My research revealed that negative sori usually occurs in oil quench and positive in water (traditionally Japanese).  The reason it occurs at all is the relative rate of crystal change and degree of cooling contraction in the thin edge and the thick spine.  I thought perhaps I'd normalize it to induce a negative sori (which happens for the same reason) and then quench in water to counteract it.  I proposed this on Don Fogg's Bladesmithing forum and was informed by such senior members as Peter Johnsson that it was not a good idea.  Owen Bush threatened to "personally can my tomatoes" if I water quenched it. 

Back to the drawing board.  I decided to try to equalize the masses of each side of the blade by grinding a deep fuller into the thicker spine side.  I knew it would dig deeper into my twists to reveal the twist pattern I desired, and I needed the practice, so I went for it.  I was visiting the workshop of Jim Austin in Oakland at the time, and went for it with his little old grinder with a one-inch contact wheel, on which I had first been shown how to grind a fuller by Jeff Pringle.

It went beautifully.  I stoned it intermediately with a rough stone, which kept things straight but dug deep into the steel.  The deep scratches it left, coupled with the small diameter of the wheel were my undoing. 
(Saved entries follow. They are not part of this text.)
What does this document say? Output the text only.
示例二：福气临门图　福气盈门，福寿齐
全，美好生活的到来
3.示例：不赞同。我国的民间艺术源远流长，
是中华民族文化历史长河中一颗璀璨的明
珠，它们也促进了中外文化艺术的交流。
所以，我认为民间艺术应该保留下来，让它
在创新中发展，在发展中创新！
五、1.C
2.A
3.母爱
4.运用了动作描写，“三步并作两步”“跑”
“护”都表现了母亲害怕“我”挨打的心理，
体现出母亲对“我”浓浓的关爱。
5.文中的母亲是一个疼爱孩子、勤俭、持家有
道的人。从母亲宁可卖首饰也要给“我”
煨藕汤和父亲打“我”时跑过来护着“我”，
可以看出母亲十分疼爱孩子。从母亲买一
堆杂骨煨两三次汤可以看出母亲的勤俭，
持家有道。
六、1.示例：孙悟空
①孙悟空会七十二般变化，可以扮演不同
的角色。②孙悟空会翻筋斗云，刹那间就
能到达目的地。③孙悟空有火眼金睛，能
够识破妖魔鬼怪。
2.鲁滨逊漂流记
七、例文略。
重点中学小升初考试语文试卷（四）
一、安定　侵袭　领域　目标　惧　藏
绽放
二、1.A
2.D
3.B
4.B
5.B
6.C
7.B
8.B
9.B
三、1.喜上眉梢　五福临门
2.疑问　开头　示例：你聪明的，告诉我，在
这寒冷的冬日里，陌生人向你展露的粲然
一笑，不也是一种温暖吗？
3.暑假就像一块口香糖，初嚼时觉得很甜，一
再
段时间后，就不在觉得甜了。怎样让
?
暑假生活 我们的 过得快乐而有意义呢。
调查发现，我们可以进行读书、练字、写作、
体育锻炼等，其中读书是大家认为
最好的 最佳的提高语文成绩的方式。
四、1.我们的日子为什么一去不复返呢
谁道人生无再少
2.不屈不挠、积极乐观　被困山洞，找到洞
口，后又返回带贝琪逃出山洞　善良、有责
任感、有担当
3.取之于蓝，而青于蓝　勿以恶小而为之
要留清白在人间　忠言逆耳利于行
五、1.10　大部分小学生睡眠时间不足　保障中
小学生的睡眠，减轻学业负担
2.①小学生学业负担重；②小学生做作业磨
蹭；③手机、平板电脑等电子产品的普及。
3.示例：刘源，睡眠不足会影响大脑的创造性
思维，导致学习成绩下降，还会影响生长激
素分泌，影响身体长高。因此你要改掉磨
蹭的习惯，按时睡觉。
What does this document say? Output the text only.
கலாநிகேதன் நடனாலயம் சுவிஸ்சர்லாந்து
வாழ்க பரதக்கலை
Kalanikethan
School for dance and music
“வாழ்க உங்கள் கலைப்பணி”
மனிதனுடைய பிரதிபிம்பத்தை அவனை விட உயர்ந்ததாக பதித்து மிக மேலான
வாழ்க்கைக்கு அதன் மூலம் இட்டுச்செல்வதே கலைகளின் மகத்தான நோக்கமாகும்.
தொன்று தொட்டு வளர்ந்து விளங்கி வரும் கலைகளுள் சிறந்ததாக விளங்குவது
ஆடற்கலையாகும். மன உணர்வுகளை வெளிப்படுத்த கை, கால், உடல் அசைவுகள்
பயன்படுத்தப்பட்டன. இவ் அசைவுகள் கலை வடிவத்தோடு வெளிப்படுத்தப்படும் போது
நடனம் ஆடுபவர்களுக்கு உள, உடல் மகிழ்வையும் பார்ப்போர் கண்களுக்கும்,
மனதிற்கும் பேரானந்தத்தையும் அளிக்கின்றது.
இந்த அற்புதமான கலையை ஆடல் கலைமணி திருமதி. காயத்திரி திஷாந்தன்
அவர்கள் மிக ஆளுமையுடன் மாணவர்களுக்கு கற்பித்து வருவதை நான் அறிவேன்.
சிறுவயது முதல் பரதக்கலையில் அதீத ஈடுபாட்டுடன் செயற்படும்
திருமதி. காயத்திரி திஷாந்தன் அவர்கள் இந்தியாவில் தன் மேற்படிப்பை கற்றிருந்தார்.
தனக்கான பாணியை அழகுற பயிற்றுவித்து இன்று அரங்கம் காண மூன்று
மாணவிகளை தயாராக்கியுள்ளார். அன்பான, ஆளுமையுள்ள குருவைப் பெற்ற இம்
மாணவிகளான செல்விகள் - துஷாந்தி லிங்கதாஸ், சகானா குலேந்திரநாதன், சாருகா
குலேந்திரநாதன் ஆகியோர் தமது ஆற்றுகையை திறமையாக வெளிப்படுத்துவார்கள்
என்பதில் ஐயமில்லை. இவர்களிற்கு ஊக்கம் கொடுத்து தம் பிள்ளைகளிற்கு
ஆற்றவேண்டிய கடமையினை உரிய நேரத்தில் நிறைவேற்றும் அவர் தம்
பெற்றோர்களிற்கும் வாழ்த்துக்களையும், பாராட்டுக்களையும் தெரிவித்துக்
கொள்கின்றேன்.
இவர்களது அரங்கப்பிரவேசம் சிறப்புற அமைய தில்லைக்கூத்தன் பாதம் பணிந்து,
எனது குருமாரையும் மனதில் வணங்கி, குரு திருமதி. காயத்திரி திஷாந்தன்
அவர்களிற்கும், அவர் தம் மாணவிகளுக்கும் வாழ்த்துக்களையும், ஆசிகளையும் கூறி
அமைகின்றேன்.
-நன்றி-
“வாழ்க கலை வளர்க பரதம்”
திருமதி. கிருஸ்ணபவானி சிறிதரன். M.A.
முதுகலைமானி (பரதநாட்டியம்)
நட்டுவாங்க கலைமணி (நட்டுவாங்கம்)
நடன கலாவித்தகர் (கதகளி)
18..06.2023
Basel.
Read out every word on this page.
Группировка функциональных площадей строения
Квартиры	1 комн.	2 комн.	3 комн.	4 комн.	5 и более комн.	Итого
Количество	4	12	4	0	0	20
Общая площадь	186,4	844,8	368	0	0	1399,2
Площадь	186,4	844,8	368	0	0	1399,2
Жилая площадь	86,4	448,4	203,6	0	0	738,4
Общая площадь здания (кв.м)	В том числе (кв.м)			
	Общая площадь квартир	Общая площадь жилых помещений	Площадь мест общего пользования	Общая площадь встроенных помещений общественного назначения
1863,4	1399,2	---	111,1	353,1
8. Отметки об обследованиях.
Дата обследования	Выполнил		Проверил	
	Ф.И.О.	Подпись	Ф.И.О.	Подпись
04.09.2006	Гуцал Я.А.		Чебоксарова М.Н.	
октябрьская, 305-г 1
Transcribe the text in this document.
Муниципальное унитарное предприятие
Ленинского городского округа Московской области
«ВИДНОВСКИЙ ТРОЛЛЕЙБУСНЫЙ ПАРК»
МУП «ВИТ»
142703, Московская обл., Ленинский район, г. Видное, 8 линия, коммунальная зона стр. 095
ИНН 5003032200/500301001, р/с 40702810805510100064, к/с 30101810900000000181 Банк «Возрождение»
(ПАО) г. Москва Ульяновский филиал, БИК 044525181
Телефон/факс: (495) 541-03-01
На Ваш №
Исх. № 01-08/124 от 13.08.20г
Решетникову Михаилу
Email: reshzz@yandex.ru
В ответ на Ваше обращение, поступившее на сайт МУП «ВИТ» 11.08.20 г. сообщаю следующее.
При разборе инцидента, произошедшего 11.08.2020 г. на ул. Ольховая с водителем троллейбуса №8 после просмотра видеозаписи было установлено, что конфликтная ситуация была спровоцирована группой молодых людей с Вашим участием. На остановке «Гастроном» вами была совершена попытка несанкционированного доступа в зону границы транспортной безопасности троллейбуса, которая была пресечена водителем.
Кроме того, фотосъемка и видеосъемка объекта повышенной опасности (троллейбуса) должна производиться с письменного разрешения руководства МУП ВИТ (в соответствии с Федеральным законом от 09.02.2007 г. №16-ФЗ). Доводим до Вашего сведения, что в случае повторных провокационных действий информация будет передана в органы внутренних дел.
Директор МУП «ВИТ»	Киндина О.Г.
All of a sudden the middle of the fuller went black as I passed it over the wheel.  That made no sense.  I held it up to the light.  Against all my disbelief, light shone through a crack.  I was still in my grinding zone, and managed a few moments of complete denial, bringing it back down to the wheel for a few more passes before I turned off the grinder and beheld my mistake with mind-numbing clarity. 

I laid it down on the table and went back to my uncle's house.  When I came back the next day, I cut the shoulders up above the crack and sacrificed one of the four twist sections and about six inches of blade.  I went back to the grinding wheel to even things up but it was already doomed.  I went through the fuller again, and lost another twist section.  I felt like I was just going down in flames. 

I finished what was left of the blade anyhow; the bottom half remained.  I brought it to Venier Forge when I was back in Massachusetts to harden it with a number of other blades.  It was so thin in the middle of the fuller that it ripped like paper in the quench.  I should also mention, ironically, that the fuller did counteract the nose-dive somewhat, but would probably have been better wider and shallower. 


Yeah so anyway, here are some pictures of the pattern.  It looks pretty alright, and my fuller's pretty straight.  Writing this, I've re-lived a bit of the pain of it, but really I feel much more entrenched in my position as a student and much more concrete in my knowledge.  When you sort of float from success to success, it's hard to know if you have any even footing to fall back on or if you're just a reckless Icarus who could come crashing down at any moment.  It's a pretty relatable human condition in the end, failure, and I'm glad to experience it doing something I really care about.  Too bad about the blade, but it doesn't mean what I did right didn't happen, and that I know one way not to do things in the future.  Bonus, right??!?